Critics of this particular study have many reasons to question it. First, the questionnaire is based on answers given by the respondents about the eating habits they had at school, that is, more than 10 years ago. Second, critics of the study question the recall of acne sufferers, as well as the ambiguous designation of "medically diagnosed severe adolescent acne." Finally, some find fault with the study that it doesn't account for potential factors linked to acne such as heredity, ethnicity, and socioeconomic factors.
2. The hormonal theory
Some argue that the pathogenesis of acne in relation to cow's milk is based on the hormones that dairy products carry. This hypothesis is based on studies conducted on the hormone-containing milk of pregnant cows, which constitutes 75-90% of the milk supplied in the United States.
This milk contains increased levels of progesterone and other hormones. In addition, research has shown that the enzymes necessary to convert these hormones into 2-hydrotestosterone, the androgenic hormone, are thought to play a key role in the pathogenesis of acne, as they are located in the sebaceous glands. The above observations show the possible connection of the hormones present in cow's milk with the development of acne.
3. Insulin-dependent growth factor and iodine
While some have completely dismissed the acne and milk association, others agree that while dairy products may be the link, milk hormones are not the only factor contributing to the development of acne. Researchers have delineated additional evidence that milk and milk products may play a role in the pathogenesis of acne, particularly growth hormones such as insulin-dependent growth factor I (IGF-1) and iodine.
Multiple epidemiological studies in non-Western populations, rural Brazil, the Bantu in South Africa, the Indians of Peru, can explain the possible relationship between the hormone IGF-1 and acne. These studies argue that the prevalence of acne is lower (almost non-existent) among rural, non-Westernized societies than in Western societies. Environmental factors may be at the root of this surprising difference in acne prevalence. Processed, hyperinsulinemic foods, typical of the Western diet, combined with a high intake of dairy products, stimulate the production of endogenous IGF-1. High levels of IGF-1 increase androgen hormone levels and promote the growth of all tissues, including the ovary. It is hypothesized that follicular stimulation by IGF-1 hormone may lead to acne by increasing hyperkeratinization and epidermal hyperplasia.
Additionally, some adult acne patients have high levels of IGF-1 combined with elevated androgen levels.
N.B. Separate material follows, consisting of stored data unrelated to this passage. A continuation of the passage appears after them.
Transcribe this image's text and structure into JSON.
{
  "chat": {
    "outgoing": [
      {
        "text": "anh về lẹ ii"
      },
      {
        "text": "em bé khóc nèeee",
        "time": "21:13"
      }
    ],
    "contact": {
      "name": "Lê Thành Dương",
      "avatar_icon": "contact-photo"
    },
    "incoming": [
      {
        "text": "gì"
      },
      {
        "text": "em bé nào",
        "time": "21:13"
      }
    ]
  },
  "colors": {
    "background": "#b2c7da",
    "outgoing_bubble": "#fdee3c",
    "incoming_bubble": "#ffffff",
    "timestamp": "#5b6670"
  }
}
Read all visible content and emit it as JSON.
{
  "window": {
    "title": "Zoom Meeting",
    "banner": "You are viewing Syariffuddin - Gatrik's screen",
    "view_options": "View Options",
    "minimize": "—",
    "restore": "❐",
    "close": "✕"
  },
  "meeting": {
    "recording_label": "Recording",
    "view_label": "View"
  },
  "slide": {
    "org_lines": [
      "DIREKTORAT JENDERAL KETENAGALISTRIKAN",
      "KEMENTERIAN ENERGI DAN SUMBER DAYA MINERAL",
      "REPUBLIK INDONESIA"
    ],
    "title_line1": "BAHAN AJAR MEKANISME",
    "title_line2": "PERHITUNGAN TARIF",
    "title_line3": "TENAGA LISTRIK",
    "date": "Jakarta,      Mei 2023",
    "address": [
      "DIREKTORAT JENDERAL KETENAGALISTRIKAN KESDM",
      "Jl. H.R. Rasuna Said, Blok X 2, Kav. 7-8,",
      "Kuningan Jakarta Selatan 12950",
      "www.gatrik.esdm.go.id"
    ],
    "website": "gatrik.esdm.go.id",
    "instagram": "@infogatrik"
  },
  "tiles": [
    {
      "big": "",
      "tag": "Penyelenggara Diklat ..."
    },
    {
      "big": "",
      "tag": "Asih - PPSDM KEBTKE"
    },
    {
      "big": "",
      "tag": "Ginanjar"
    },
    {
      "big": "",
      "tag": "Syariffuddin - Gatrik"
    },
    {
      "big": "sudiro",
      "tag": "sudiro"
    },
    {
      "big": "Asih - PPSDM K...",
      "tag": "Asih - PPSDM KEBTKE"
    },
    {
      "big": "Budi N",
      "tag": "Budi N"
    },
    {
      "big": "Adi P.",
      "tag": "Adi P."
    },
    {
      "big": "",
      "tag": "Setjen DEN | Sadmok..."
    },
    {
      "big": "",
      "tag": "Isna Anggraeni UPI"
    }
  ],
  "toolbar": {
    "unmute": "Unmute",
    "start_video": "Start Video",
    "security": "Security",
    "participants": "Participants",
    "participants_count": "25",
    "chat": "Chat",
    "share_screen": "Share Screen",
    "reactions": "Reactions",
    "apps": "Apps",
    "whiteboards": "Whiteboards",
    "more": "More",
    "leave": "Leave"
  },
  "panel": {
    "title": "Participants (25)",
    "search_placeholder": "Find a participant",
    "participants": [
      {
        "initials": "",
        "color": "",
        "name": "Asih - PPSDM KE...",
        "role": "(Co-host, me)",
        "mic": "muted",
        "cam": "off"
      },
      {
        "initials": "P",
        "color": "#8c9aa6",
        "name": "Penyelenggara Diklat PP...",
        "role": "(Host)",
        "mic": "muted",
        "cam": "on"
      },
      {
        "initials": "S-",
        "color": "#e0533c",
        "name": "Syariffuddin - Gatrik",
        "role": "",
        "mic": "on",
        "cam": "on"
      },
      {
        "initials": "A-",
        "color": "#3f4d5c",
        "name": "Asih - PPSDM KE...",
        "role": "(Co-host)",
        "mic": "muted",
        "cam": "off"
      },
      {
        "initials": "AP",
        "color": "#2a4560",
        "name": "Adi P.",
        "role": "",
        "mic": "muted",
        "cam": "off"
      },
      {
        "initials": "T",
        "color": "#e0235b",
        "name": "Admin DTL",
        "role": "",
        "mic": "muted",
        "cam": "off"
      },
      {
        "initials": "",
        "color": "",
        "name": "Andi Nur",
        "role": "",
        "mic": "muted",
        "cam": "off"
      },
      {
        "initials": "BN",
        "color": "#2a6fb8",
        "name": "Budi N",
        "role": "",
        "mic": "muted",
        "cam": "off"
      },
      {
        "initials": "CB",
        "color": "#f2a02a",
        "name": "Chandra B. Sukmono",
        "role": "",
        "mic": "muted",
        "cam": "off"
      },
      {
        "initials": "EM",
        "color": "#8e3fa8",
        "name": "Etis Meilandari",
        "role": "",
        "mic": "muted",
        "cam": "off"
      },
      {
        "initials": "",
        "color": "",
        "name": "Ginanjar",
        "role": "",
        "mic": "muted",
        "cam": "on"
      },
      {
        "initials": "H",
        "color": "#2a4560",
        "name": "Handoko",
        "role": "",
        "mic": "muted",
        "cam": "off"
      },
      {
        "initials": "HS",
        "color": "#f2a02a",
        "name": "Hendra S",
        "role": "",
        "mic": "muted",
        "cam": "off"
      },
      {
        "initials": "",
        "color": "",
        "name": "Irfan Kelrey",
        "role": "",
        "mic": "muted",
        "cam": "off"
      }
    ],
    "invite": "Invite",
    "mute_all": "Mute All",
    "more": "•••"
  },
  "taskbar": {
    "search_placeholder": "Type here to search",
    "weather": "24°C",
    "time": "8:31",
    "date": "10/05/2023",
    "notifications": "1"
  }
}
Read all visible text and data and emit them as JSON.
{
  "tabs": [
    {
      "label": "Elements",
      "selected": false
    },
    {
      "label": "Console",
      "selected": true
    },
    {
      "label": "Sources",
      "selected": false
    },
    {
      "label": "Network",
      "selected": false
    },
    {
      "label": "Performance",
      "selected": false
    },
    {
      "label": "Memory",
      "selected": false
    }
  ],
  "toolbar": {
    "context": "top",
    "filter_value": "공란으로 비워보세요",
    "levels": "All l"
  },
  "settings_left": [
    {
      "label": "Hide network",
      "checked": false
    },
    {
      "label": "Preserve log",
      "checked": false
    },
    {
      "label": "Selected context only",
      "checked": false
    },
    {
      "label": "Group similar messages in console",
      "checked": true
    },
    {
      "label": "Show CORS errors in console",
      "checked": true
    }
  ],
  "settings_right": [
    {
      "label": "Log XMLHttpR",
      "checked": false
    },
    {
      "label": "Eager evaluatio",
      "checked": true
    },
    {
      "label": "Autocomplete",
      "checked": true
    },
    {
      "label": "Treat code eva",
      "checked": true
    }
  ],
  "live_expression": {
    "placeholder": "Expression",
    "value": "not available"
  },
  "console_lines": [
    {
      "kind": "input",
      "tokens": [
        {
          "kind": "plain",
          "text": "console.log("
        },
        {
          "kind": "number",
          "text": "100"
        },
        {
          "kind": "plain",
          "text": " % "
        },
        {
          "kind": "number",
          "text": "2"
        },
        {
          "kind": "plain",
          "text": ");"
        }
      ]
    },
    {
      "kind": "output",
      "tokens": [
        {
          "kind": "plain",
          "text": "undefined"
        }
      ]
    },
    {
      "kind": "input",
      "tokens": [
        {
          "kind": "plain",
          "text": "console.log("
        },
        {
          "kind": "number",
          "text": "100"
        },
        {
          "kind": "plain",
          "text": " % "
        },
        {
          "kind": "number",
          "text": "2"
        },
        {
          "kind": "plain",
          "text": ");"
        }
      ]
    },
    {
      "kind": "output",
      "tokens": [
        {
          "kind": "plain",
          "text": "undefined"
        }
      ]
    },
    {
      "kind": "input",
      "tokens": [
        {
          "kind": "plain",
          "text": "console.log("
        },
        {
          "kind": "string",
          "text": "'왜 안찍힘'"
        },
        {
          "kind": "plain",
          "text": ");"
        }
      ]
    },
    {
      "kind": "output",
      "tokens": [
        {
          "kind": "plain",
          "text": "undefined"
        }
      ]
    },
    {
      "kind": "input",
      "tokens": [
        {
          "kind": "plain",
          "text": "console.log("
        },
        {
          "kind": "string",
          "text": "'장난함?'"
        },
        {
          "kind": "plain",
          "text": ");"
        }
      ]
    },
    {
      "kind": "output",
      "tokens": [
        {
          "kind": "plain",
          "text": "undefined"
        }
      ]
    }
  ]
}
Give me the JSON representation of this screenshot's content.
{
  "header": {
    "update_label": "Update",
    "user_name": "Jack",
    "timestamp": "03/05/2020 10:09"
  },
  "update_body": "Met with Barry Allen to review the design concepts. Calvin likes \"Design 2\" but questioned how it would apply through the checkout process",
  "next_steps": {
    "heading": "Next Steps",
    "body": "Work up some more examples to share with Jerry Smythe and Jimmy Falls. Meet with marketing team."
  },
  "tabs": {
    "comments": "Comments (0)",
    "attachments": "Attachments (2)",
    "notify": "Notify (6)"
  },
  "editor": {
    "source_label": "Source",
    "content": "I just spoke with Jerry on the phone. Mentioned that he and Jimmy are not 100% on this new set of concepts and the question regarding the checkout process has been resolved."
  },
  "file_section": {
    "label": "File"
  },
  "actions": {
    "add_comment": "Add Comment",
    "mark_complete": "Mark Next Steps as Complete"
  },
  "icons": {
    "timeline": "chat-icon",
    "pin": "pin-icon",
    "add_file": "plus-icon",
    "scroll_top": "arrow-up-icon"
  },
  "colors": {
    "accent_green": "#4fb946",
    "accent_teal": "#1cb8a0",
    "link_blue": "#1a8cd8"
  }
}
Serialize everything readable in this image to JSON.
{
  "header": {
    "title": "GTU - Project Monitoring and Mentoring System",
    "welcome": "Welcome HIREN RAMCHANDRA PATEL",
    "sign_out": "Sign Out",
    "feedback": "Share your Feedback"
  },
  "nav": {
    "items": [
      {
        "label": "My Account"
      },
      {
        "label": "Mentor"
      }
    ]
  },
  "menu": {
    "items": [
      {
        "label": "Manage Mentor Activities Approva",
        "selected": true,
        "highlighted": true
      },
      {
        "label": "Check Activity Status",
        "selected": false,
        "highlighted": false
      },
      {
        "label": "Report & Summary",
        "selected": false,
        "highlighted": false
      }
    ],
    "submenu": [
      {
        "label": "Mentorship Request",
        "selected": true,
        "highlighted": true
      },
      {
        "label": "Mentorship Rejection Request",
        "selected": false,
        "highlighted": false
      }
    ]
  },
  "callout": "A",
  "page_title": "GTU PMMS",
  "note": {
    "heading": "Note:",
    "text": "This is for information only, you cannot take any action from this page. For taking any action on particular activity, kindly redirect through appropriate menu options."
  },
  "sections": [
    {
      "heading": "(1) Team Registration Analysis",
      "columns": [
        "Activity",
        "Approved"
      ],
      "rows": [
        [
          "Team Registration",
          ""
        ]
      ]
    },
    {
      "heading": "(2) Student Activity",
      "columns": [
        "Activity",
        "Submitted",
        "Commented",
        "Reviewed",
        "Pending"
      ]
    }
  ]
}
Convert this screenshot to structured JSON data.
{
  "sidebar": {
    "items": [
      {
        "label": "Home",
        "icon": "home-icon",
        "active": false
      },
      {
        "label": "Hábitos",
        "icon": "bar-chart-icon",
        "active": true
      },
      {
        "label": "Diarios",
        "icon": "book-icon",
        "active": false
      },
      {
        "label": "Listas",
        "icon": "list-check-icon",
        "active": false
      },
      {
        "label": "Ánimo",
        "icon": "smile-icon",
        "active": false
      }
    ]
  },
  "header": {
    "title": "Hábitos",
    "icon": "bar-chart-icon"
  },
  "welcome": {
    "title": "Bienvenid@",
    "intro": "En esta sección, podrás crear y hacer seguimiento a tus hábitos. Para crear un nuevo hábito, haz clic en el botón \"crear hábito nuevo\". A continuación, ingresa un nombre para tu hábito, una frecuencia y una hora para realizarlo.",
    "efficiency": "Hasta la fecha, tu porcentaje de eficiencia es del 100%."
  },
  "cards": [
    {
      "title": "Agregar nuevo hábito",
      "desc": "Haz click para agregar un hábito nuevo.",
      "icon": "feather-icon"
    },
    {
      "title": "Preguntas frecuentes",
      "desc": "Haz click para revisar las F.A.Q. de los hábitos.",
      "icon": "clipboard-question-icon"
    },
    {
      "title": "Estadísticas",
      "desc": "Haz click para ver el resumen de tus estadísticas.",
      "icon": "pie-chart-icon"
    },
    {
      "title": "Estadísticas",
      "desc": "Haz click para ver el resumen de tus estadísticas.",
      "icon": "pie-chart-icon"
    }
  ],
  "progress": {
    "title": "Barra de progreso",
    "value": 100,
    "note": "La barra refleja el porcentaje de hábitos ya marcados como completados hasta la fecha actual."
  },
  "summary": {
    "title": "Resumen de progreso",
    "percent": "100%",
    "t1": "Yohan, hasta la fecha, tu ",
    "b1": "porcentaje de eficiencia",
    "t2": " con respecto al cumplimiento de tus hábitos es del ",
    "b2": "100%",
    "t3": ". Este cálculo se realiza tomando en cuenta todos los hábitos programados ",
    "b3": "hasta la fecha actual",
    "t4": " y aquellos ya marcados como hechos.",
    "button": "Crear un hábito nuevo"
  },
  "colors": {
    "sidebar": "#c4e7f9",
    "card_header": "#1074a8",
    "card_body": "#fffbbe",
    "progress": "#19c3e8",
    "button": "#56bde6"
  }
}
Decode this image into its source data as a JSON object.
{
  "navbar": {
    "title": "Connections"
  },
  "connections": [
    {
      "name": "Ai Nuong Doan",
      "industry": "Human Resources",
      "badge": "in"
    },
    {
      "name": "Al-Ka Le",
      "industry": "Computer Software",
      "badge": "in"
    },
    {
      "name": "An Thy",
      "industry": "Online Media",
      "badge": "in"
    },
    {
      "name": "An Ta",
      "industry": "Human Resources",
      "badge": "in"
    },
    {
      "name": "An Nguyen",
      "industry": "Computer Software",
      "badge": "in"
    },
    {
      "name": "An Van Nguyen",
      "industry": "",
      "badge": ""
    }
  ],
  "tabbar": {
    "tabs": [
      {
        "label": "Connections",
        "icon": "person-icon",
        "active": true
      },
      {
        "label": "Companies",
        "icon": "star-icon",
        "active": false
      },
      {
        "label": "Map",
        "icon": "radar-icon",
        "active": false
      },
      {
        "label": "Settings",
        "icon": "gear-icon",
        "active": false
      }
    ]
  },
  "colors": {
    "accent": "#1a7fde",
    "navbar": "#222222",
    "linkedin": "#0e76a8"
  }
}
In addition to IGF-1, iodine in milk has been suggested as another possible factor in the pathogenesis of acne. Because iodine is known to worsen acne, milk's high iodine content is blamed for acne blackheads. The presence of iodine in milk is a result of iodine-enriched feed given to cattle to prevent infections. Thus, milk intake, and consequent high iodine intake, may worsen acne in predisposed individuals.
Despite the growing body of literature emphasizing the relationship between acne and dairy consumption, it should be noted that although the evidence seems strong, studies only demonstrate a link between the two. There are no peer-reviewed studies proving a causal link between milk and acne. Thus, counseling the patient on the subject becomes particularly difficult.